# What is Gini Coefficient?

## Meaning of Gini coefficient

The Gini coefficient, created by the Italian mathematician Conrado Gini, is a **statistical instrument to measure the inequality** of a distribution.

Therefore, it is used to **measure the difference between the income** of those who have more and those who have less. The central objective is to analyze the concentration of income to current inequalities.

The Gini coefficient is defined by a ratio with values between 0 and 1: the numerator is the area between the Lorenz distribution curve and the uniform distribution line; The denominator is the area under the uniform distribution line. The Gini index is the Gini coefficient expressed as a percentage, and is equal to the Gini coefficient multiplied by 100.

As mentioned in the first paragraph, this coefficient is widely used to measure **income concentration** and inequality.

When the index is equal to 0, it corresponds to a perfect distribution **equality , that is, everyone has the same income, for example.**

When the index is equal to 1, it means that the distribution **inequality** is perfect, that is, all income is concentrated in the hands of one person and all other people have 0 income.

But, in general, **what is the Gini coefficient for? **We already know that it is an important measure for income concentration.

The concentration of income is an important measure to understand the **degrees of inequality** in a country, a region.

Therefore, the greater the concentration of income, the greater the inequality. This also increases the difficulty of taking action to reduce inequalities.

Income inequality is directly related to **social inequalities** , so the coefficient is important in determining poverty levels.

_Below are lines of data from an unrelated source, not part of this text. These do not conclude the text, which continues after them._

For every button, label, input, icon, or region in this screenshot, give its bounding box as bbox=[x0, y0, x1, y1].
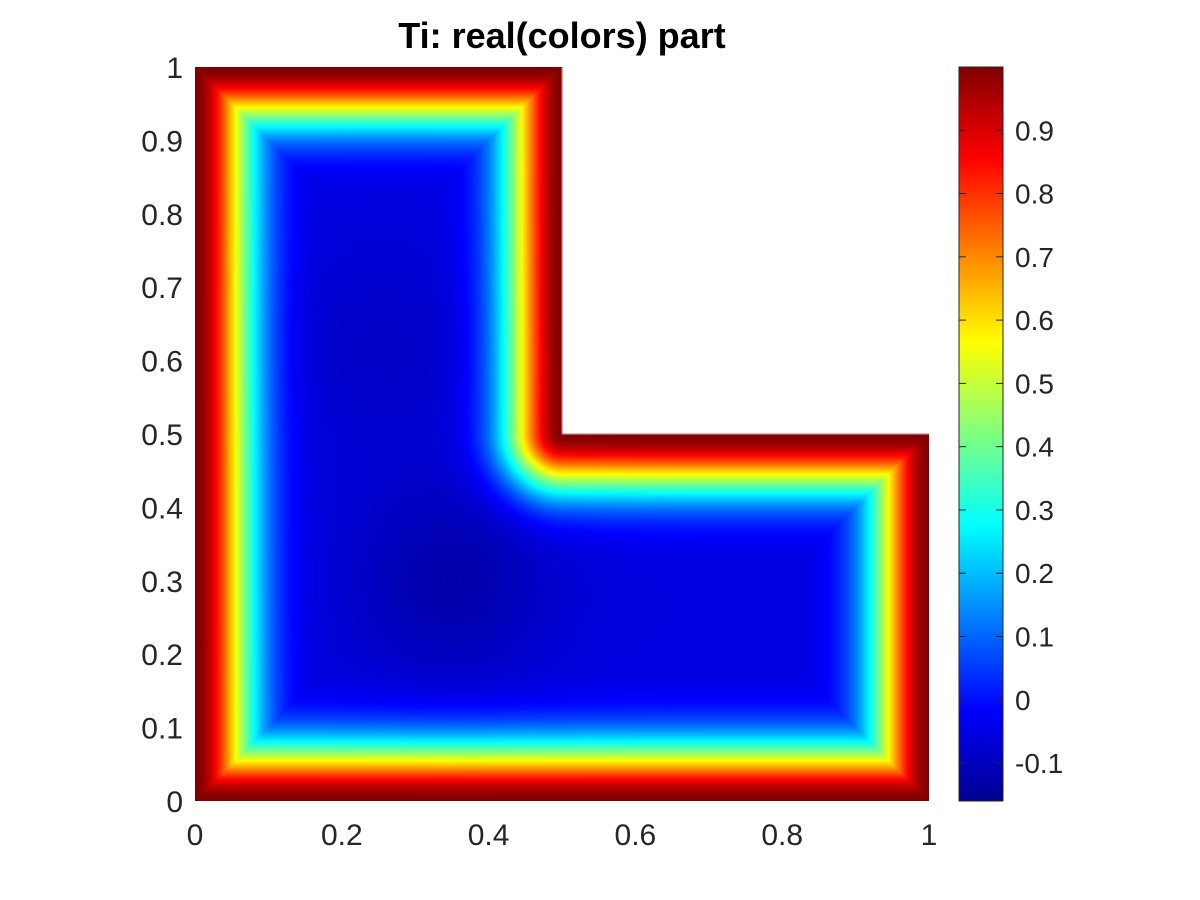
colorbar-tick-label: 0.4 bbox=[1015, 432, 1054, 463]
colorbar-tick-label: 0.8 bbox=[1015, 179, 1054, 210]
colorbar-tick-label: 0 bbox=[1015, 685, 1031, 716]
x-tick-label: 0 bbox=[187, 819, 204, 852]
colorbar-tick-label: 0.1 bbox=[1015, 621, 1054, 652]
colorbar-ticks: -0.1 0 0.1 0.2 0.3 0.4 0.5 0.6 0.7 0.8 0.9 bbox=[959, 115, 1063, 779]
heatmap-image bbox=[195, 67, 929, 801]
y-tick-label: 0.2 bbox=[141, 639, 183, 672]
chart-title: Ti: real(colors) part bbox=[398, 15, 725, 56]
colorbar-frame bbox=[958, 66, 1004, 802]
x-axis-ticks: 0 0.2 0.4 0.6 0.8 1 bbox=[187, 819, 938, 852]
colorbar-gradient bbox=[959, 67, 1003, 801]
y-tick-label: 0.6 bbox=[141, 346, 183, 379]
y-tick-label: 0 bbox=[166, 786, 183, 819]
x-tick-label: 0.2 bbox=[321, 819, 363, 852]
x-tick-label: 0.6 bbox=[615, 819, 657, 852]
x-tick-label: 1 bbox=[921, 819, 938, 852]
y-tick-label: 0.4 bbox=[141, 492, 183, 525]
x-tick-label: 0.4 bbox=[468, 819, 510, 852]
colorbar-tick-label: 0.7 bbox=[1015, 242, 1054, 273]
colorbar-tick-label: 0.9 bbox=[1015, 115, 1054, 146]
y-tick-label: 0.7 bbox=[141, 272, 183, 305]
colorbar-tick-label: 0.5 bbox=[1015, 368, 1054, 399]
colorbar-tick-label: 0.2 bbox=[1015, 558, 1054, 589]
y-tick-label: 1 bbox=[166, 52, 183, 85]
colorbar-tick-label: -0.1 bbox=[1015, 748, 1063, 779]
x-tick-label: 0.8 bbox=[761, 819, 803, 852]
y-axis-ticks: 0 0.1 0.2 0.3 0.4 0.5 0.6 0.7 0.8 0.9 1 bbox=[141, 52, 183, 819]
y-tick-label: 0.9 bbox=[141, 125, 183, 158]
colorbar: -0.1 0 0.1 0.2 0.3 0.4 0.5 0.6 0.7 0.8 0.9 bbox=[958, 66, 1063, 802]
y-tick-label: 0.1 bbox=[141, 713, 183, 746]
heatmap-area bbox=[195, 67, 929, 801]
colorbar-tick-label: 0.3 bbox=[1015, 495, 1054, 526]
colorbar-tick-label: 0.6 bbox=[1015, 305, 1054, 336]
y-tick-label: 0.8 bbox=[141, 199, 183, 232]
y-tick-label: 0.3 bbox=[141, 566, 183, 599]
y-tick-label: 0.5 bbox=[141, 419, 183, 452]
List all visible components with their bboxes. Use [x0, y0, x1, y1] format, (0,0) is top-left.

Over time, monitoring a country’s Gini coefficient, for example, indicates whether efforts have been made to reduce inequality, whether it is maintained or whether it has increased.

Another question to ask yourself is: **how much lower is the Gini coefficient, the greater is the wealth of the country? **Not necessarily, some countries may have a good Gini coefficient that indicates that the few existing resources in the country are equally distributed.

The conclusions about the **social inequalities** related to the coefficient need more aspects to really produce a reliable analysis of the reality studied.

Therefore, before drawing conclusions about the results of the Gini coefficient, it is necessary to know the reality that it evaluates.